Apple’s annual revenues will approach $400 billion this year, making it one of the top three in the United States. Its profit margins, including its 43% gross margin and 26% net margin, are wide and resilient. With minimal capital spending requirements, nearly 100% of its net income is converted into free cash flow – totaling over $100 billion last year. Apple is as close to a cash machine as can be found in business.
Backing Apple is a fortress balance sheet. Management, led by Tim Cook, is exceptional in its ability to maintain all of the earlier-mentioned traits while also continuing to build new growth potential.
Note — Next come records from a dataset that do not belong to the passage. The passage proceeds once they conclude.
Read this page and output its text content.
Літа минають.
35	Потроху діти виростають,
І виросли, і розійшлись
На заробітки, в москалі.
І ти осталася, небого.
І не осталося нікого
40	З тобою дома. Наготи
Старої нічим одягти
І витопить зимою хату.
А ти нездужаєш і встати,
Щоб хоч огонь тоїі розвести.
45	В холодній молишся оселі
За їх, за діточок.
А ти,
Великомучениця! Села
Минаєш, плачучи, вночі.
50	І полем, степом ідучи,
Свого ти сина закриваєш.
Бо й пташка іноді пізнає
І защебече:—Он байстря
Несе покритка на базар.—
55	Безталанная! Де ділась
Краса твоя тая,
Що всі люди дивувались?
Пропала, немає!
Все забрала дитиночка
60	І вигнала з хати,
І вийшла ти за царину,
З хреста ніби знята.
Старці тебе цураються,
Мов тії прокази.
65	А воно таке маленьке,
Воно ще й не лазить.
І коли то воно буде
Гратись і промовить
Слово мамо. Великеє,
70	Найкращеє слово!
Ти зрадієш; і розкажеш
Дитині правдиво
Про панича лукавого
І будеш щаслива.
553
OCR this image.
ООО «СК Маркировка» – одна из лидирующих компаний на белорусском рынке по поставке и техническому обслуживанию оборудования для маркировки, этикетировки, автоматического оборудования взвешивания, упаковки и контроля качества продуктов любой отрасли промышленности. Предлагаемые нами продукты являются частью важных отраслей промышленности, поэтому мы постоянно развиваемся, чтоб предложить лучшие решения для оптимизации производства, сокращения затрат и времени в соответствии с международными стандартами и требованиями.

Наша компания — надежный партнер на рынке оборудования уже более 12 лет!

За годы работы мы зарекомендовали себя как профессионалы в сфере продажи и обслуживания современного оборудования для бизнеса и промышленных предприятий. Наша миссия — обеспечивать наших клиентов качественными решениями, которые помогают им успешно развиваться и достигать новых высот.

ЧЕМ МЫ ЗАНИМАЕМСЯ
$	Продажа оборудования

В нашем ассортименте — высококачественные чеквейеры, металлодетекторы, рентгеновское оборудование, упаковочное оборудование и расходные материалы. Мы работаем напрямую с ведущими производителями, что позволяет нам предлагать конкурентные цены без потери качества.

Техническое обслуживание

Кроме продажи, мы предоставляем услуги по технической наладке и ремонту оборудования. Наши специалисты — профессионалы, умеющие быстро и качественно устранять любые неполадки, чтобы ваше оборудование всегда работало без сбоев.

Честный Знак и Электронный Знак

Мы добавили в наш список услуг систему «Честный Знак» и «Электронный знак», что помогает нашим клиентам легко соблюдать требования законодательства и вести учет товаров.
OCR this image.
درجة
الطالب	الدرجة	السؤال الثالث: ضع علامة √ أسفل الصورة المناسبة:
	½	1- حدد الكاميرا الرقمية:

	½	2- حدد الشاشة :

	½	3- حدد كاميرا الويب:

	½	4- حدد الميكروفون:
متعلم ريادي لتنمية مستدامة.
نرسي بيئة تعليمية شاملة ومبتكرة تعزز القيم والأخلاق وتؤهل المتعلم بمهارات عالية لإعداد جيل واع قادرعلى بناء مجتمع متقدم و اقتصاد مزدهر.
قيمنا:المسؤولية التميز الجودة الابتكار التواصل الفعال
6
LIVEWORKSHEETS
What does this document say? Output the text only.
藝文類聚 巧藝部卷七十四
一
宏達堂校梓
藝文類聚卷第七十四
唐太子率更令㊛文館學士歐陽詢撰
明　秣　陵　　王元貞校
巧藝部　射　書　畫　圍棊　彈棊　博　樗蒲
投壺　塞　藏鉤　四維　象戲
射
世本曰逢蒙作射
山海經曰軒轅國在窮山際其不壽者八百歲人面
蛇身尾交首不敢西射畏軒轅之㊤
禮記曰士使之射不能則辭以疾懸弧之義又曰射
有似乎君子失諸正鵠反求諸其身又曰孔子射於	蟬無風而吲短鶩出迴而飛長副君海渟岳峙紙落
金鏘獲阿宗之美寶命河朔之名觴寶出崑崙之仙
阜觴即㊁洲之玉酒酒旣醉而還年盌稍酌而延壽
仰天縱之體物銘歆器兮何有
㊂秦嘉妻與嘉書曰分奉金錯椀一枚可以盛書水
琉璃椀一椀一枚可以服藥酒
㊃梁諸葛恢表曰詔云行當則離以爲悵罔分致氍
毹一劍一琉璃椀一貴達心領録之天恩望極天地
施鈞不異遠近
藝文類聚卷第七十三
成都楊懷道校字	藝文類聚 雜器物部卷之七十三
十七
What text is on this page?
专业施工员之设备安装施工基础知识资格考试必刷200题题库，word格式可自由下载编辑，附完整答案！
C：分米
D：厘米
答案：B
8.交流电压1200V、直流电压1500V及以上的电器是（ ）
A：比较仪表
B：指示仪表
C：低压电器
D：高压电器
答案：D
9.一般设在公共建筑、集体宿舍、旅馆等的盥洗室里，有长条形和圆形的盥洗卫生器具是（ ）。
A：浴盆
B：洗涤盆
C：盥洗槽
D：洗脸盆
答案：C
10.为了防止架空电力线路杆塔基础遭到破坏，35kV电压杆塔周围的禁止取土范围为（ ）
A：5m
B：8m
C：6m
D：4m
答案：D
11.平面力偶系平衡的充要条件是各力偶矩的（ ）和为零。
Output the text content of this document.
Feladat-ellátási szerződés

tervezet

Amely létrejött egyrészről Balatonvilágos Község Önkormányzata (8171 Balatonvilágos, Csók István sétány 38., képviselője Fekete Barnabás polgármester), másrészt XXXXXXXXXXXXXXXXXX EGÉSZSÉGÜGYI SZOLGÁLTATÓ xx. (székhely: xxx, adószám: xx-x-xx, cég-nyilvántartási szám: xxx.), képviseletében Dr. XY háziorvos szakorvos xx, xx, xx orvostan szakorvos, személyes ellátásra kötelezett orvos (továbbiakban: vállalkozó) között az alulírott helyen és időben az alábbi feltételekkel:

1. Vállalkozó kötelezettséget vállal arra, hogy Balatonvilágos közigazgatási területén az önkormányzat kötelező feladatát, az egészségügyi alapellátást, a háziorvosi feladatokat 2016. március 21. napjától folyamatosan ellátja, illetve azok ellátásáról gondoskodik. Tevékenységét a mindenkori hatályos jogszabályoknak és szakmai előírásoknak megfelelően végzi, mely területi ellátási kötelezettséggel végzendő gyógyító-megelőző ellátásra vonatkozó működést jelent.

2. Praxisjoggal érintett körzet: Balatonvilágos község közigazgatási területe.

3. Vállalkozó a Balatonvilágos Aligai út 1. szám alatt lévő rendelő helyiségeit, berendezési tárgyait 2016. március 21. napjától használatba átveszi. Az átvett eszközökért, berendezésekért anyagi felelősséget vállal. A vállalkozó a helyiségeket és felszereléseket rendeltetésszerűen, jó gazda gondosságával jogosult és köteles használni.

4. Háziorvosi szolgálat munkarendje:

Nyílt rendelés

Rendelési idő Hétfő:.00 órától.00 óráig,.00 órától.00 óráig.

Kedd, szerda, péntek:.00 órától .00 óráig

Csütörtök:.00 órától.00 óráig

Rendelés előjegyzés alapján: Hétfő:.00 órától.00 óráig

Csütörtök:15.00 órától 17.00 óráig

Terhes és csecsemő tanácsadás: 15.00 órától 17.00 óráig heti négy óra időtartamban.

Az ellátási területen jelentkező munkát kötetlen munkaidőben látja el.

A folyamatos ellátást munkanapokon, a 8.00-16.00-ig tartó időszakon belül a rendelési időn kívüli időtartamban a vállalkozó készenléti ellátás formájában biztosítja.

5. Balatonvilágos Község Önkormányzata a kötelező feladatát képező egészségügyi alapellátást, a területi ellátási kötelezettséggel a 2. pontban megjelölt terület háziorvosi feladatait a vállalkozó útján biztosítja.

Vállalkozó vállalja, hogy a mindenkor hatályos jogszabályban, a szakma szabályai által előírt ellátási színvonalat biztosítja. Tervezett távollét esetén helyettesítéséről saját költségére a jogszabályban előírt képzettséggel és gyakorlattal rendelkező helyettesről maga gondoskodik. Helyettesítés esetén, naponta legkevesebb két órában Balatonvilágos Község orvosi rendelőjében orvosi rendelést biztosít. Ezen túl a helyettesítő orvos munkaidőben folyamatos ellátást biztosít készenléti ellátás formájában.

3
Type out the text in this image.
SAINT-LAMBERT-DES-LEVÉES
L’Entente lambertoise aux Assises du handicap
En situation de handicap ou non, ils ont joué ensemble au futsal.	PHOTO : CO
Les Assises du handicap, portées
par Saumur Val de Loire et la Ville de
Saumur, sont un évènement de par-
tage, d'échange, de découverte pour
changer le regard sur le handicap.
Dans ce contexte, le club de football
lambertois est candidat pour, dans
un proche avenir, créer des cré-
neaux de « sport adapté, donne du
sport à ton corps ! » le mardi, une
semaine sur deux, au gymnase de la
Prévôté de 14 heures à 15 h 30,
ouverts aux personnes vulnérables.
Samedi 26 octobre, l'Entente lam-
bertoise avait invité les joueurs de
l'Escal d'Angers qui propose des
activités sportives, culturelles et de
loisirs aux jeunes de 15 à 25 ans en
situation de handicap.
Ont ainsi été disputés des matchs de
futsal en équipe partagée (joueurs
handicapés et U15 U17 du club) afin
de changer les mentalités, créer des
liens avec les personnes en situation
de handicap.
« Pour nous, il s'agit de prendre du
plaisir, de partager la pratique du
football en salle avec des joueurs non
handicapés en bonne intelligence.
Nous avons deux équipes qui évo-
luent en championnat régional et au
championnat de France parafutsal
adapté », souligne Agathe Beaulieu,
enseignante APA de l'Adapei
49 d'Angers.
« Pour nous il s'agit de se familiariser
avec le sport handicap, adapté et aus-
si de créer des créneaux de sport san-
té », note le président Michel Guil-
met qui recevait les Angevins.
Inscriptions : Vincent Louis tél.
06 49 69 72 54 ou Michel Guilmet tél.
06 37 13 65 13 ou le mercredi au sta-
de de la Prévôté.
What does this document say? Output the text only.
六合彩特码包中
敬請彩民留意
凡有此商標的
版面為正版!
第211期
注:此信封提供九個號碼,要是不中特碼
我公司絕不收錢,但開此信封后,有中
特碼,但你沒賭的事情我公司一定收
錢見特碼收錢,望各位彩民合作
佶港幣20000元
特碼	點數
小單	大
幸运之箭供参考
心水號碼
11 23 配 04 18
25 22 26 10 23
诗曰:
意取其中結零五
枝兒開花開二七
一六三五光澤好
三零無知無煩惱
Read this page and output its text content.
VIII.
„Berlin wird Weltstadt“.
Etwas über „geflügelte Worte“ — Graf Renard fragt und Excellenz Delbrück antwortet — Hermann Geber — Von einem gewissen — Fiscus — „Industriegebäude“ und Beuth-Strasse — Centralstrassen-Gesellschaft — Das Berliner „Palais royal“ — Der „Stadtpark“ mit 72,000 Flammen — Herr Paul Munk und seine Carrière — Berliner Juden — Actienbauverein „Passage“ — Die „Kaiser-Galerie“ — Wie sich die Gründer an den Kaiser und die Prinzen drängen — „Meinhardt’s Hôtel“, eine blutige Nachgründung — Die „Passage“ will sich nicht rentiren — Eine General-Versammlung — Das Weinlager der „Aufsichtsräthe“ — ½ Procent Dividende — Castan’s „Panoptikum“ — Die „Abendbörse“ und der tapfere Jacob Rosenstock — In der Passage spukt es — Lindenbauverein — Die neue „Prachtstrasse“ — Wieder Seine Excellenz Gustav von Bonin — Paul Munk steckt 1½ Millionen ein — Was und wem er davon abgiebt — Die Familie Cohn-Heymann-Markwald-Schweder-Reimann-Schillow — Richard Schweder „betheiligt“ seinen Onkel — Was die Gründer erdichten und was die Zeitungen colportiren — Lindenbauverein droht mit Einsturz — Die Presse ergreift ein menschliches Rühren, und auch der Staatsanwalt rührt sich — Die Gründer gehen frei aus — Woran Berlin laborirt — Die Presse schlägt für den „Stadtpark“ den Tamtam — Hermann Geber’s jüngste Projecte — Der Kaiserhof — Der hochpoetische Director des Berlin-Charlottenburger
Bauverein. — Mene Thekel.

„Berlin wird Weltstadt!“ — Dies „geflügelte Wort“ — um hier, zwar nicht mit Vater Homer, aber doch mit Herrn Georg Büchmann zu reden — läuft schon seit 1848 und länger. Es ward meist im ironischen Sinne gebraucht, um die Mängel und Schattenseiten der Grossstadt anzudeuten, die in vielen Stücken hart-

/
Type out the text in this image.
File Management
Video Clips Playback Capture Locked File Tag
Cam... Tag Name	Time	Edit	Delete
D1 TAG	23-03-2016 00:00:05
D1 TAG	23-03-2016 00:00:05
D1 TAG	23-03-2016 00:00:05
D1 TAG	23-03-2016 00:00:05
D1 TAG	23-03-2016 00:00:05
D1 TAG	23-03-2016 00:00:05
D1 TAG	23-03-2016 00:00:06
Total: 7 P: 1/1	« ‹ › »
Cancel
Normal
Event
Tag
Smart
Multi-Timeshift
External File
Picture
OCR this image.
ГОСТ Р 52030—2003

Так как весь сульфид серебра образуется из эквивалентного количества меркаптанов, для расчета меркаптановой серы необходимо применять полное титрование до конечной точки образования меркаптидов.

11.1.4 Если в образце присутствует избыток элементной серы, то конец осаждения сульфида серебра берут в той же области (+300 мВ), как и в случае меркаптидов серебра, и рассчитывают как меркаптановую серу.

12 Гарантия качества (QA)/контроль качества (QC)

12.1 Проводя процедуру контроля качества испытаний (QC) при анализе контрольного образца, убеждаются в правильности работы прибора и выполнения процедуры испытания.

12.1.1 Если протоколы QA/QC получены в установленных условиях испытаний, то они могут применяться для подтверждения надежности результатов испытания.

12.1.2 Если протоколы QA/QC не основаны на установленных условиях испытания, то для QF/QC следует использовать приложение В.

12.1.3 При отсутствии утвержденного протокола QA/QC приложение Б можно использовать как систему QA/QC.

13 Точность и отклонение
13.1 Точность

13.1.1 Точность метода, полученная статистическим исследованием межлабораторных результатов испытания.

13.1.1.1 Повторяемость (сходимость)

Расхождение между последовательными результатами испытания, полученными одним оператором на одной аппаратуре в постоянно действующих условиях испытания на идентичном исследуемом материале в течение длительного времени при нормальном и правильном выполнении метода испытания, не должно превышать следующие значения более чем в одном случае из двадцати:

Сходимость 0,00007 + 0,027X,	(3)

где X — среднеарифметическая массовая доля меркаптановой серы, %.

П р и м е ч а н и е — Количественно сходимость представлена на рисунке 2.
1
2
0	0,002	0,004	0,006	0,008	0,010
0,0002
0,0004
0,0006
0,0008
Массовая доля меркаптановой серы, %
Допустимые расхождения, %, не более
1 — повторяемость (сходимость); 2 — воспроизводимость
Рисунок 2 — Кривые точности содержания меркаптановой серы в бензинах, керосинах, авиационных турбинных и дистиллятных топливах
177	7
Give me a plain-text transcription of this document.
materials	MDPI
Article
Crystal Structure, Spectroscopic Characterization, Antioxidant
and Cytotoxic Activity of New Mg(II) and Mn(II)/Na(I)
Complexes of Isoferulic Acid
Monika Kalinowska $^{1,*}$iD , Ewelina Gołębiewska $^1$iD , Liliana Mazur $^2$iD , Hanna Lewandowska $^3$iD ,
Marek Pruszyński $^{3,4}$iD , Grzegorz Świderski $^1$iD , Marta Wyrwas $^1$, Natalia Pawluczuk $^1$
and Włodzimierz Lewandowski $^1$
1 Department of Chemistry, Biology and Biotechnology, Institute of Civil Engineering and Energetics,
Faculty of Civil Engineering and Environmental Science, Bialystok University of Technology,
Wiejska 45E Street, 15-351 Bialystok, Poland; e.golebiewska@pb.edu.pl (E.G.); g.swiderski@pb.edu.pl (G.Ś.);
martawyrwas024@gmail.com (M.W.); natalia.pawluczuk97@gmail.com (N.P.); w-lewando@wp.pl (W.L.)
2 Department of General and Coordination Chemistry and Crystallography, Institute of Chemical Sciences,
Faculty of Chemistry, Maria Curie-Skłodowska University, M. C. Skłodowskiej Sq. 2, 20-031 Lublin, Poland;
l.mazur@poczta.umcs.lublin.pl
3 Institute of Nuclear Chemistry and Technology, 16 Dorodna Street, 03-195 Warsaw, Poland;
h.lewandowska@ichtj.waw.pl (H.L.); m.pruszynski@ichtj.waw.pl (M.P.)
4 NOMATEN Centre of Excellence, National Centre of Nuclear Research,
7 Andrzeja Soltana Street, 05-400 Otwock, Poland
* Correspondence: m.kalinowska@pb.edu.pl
So, is it “value investor heresy” to like Apple as a company? Not at all. But what about Apple shares? This is a different question entirely. Berkshire first purchased Apple shares in 2016, when the stock carried a much lower valuation multiple. Later purchases also were at lower valuations. With the sharp share price increase in recent years, the shares are no bargain for new investors. Valuation may not matter as much, but it still matters. At 189/share, the stock trades at 23x EV/EBITDA and 29x per-share earnings. This high valuation is a clear impediment to generating attractive long-term returns, even with all of the impressive business traits.
So, for us, we are true believers in the Apple business but will wait patiently for a lower price to be buyers of Apple shares.